The words were telling a truth but the reality had happened so far back into the past my brain was having a hard time remembering. Or maybe those were things that I’d tried so damn hard to conceal that they were locked up in some faraway cave. “That was a lifetime ago, Jackie.”

“Trey…was it because of me?”

That was the truth but I couldn’t bear to have her feel the brunt of it. “It was a little more complicated than that.”
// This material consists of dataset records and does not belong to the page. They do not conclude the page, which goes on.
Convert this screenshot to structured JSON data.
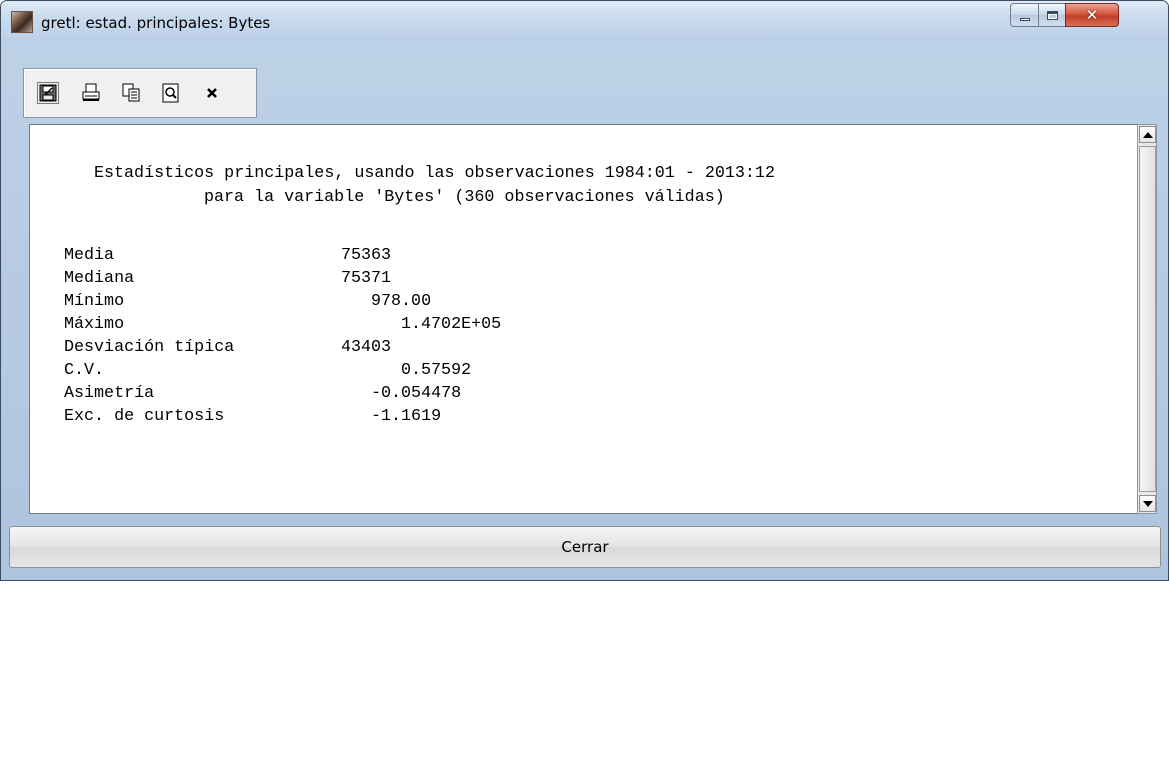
{
  "window": {
    "title": "gretl: estad. principales: Bytes"
  },
  "toolbar": {
    "items": [
      {
        "icon": "save-icon"
      },
      {
        "icon": "print-icon"
      },
      {
        "icon": "copy-icon"
      },
      {
        "icon": "find-icon"
      },
      {
        "icon": "close-icon"
      }
    ]
  },
  "report": {
    "header_line1": "Estadísticos principales, usando las observaciones 1984:01 - 2013:12",
    "header_line2": "para la variable 'Bytes' (360 observaciones válidas)",
    "rows": [
      {
        "label": "Media",
        "value": "75363"
      },
      {
        "label": "Mediana",
        "value": "75371"
      },
      {
        "label": "Mínimo",
        "value": "978.00"
      },
      {
        "label": "Máximo",
        "value": "1.4702E+05"
      },
      {
        "label": "Desviación típica",
        "value": "43403"
      },
      {
        "label": "C.V.",
        "value": "0.57592"
      },
      {
        "label": "Asimetría",
        "value": "-0.054478"
      },
      {
        "label": "Exc. de curtosis",
        "value": "-1.1619"
      }
    ]
  },
  "footer": {
    "close_label": "Cerrar"
  },
  "colors": {
    "close_button_red": "#c33d25",
    "frame_blue": "#bdd1e7"
  }
}
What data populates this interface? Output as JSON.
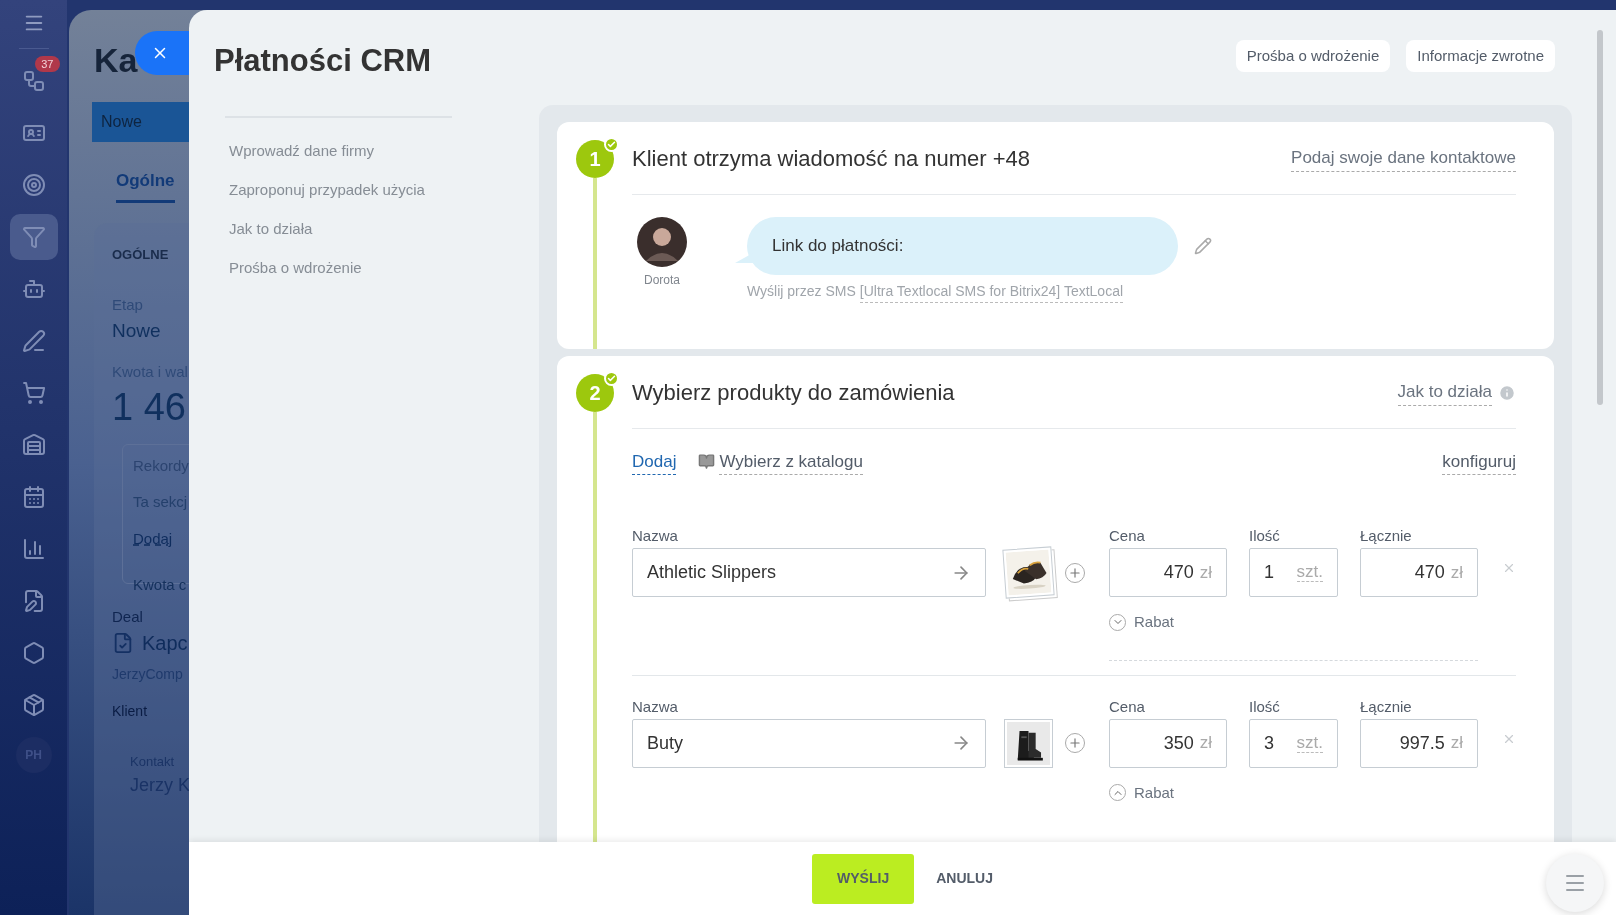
{
  "left_nav": {
    "badge": "37",
    "avatar": "PH",
    "items": [
      {
        "selected": false
      },
      {
        "selected": false
      },
      {
        "selected": false
      },
      {
        "selected": true
      },
      {
        "selected": false
      },
      {
        "selected": false
      },
      {
        "selected": false
      },
      {
        "selected": false
      },
      {
        "selected": false
      },
      {
        "selected": false
      },
      {
        "selected": false
      },
      {
        "selected": false
      },
      {
        "selected": false
      }
    ]
  },
  "background_page": {
    "title": "Ka",
    "stage_button": "Nowe",
    "tab": "Ogólne",
    "section": "OGÓLNE",
    "fields": [
      {
        "label": "Etap",
        "value": "Nowe"
      },
      {
        "label": "Kwota i wal",
        "value": "1 46"
      }
    ],
    "records": {
      "label": "Rekordy",
      "text": "Ta sekcj",
      "link": "Dodaj",
      "footer": "Kwota c"
    },
    "deal": {
      "label": "Deal",
      "value": "Kapc",
      "company": "JerzyComp"
    },
    "client": {
      "label": "Klient"
    },
    "contact": {
      "label": "Kontakt",
      "value": "Jerzy K"
    }
  },
  "slider": {
    "title": "Płatności CRM",
    "header_buttons": [
      "Prośba o wdrożenie",
      "Informacje zwrotne"
    ],
    "nav": [
      "Wprowadź dane firmy",
      "Zaproponuj przypadek użycia",
      "Jak to działa",
      "Prośba o wdrożenie"
    ],
    "steps": [
      {
        "kind": "message",
        "number": "1",
        "done": true,
        "title": "Klient otrzyma wiadomość na numer +48",
        "link": "Podaj swoje dane kontaktowe",
        "sender": "Dorota",
        "message": "Link do płatności:",
        "note": "Wyślij przez SMS",
        "note_link": "[Ultra Textlocal SMS for Bitrix24] TextLocal"
      },
      {
        "kind": "products",
        "number": "2",
        "done": true,
        "title": "Wybierz produkty do zamówienia",
        "link": "Jak to działa",
        "actions": [
          "Dodaj",
          "Wybierz z katalogu"
        ],
        "configure": "konfiguruj",
        "products": [
          {
            "name_label": "Nazwa",
            "name": "Athletic Slippers",
            "price_label": "Cena",
            "price": "470",
            "currency": "zł",
            "qty_label": "Ilość",
            "qty": "1",
            "unit": "szt.",
            "total_label": "Łącznie",
            "total": "470",
            "total_currency": "zł",
            "discount": "Rabat",
            "discount_expanded": false,
            "stacked_images": true
          },
          {
            "name_label": "Nazwa",
            "name": "Buty",
            "price_label": "Cena",
            "price": "350",
            "currency": "zł",
            "qty_label": "Ilość",
            "qty": "3",
            "unit": "szt.",
            "total_label": "Łącznie",
            "total": "997.5",
            "total_currency": "zł",
            "discount": "Rabat",
            "discount_expanded": true,
            "stacked_images": false
          }
        ]
      }
    ],
    "footer_buttons": [
      {
        "label": "WYŚLIJ",
        "kind": "primary"
      },
      {
        "label": "ANULUJ",
        "kind": "link"
      }
    ]
  }
}
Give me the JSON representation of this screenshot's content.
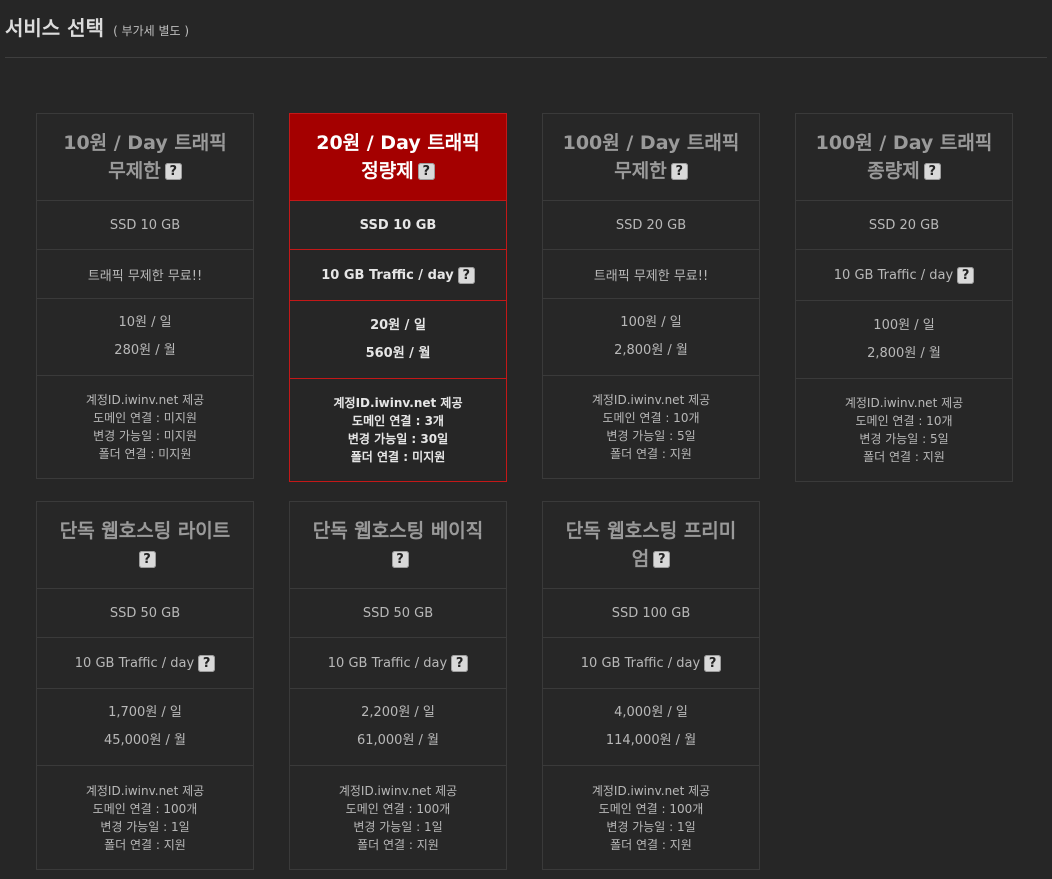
{
  "header": {
    "title": "서비스 선택",
    "subtitle": "( 부가세 별도 )"
  },
  "plans": [
    {
      "name": "10원 / Day 트래픽 무제한",
      "storage": "SSD 10 GB",
      "traffic": "트래픽 무제한 무료!!",
      "traffic_help": false,
      "price_day": "10원 / 일",
      "price_month": "280원 / 월",
      "info": [
        "계정ID.iwinv.net 제공",
        "도메인 연결 : 미지원",
        "변경 가능일 : 미지원",
        "폴더 연결 : 미지원"
      ]
    },
    {
      "name": "20원 / Day 트래픽 정량제",
      "storage": "SSD 10 GB",
      "traffic": "10 GB Traffic / day",
      "traffic_help": true,
      "price_day": "20원 / 일",
      "price_month": "560원 / 월",
      "selected": true,
      "info": [
        "계정ID.iwinv.net 제공",
        "도메인 연결 : 3개",
        "변경 가능일 : 30일",
        "폴더 연결 : 미지원"
      ]
    },
    {
      "name": "100원 / Day 트래픽 무제한",
      "storage": "SSD 20 GB",
      "traffic": "트래픽 무제한 무료!!",
      "traffic_help": false,
      "price_day": "100원 / 일",
      "price_month": "2,800원 / 월",
      "info": [
        "계정ID.iwinv.net 제공",
        "도메인 연결 : 10개",
        "변경 가능일 : 5일",
        "폴더 연결 : 지원"
      ]
    },
    {
      "name": "100원 / Day 트래픽 종량제",
      "storage": "SSD 20 GB",
      "traffic": "10 GB Traffic / day",
      "traffic_help": true,
      "price_day": "100원 / 일",
      "price_month": "2,800원 / 월",
      "info": [
        "계정ID.iwinv.net 제공",
        "도메인 연결 : 10개",
        "변경 가능일 : 5일",
        "폴더 연결 : 지원"
      ]
    },
    {
      "name": "단독 웹호스팅 라이트",
      "storage": "SSD 50 GB",
      "traffic": "10 GB Traffic / day",
      "traffic_help": true,
      "price_day": "1,700원 / 일",
      "price_month": "45,000원 / 월",
      "info": [
        "계정ID.iwinv.net 제공",
        "도메인 연결 : 100개",
        "변경 가능일 : 1일",
        "폴더 연결 : 지원"
      ]
    },
    {
      "name": "단독 웹호스팅 베이직",
      "storage": "SSD 50 GB",
      "traffic": "10 GB Traffic / day",
      "traffic_help": true,
      "price_day": "2,200원 / 일",
      "price_month": "61,000원 / 월",
      "info": [
        "계정ID.iwinv.net 제공",
        "도메인 연결 : 100개",
        "변경 가능일 : 1일",
        "폴더 연결 : 지원"
      ]
    },
    {
      "name": "단독 웹호스팅 프리미엄",
      "storage": "SSD 100 GB",
      "traffic": "10 GB Traffic / day",
      "traffic_help": true,
      "price_day": "4,000원 / 일",
      "price_month": "114,000원 / 월",
      "info": [
        "계정ID.iwinv.net 제공",
        "도메인 연결 : 100개",
        "변경 가능일 : 1일",
        "폴더 연결 : 지원"
      ]
    }
  ],
  "help_glyph": "?",
  "colors": {
    "background": "#262626",
    "selected_header": "#a40000",
    "selected_border": "#c31818",
    "card_border": "#3a3a3a"
  }
}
“Yes, but it did contribute?”

I didn’t know why she was looking for answers now or if she wanted the truth or just to be told it wasn’t her fault. Knowing Jackie, it was probably the latter. The Huntington family wasn’t known for their fondness for truths and Weldon wasn’t the only one living a lie. But I didn’t have the heart to break it to her. “It’s Weldon we’re talking about. The shoes he was wearing that day probably contributed.”

Jackie laughed like a person who wanted to believe a falsehood. “He does have a knack for blaming everyone but himself.”

I didn’t want to discuss this anymore. I might have ended up saying things I didn’t want to reveal to her. I might have let on how I truly felt about her brother.

“How’s Jake doing?” the question came out of nowhere, baffling me.

“You know about Jake?”

“Weldon brought him to the hospital this one time,” she said and I couldn’t believe my ears. Was that why the reason Jake seemed to trust Weldon for a while? Because Weldon had supposedly shown him a human side of him? I had to know more but I couldn’t risk alerting Jackie to my motives.

“Weldon loves him, Trey.”

I came so close to laughing. “I don’t think Weldon loves anyone but Weldon.”

Jackie was suddenly looking at him in the strangest way. “You…like Jake?”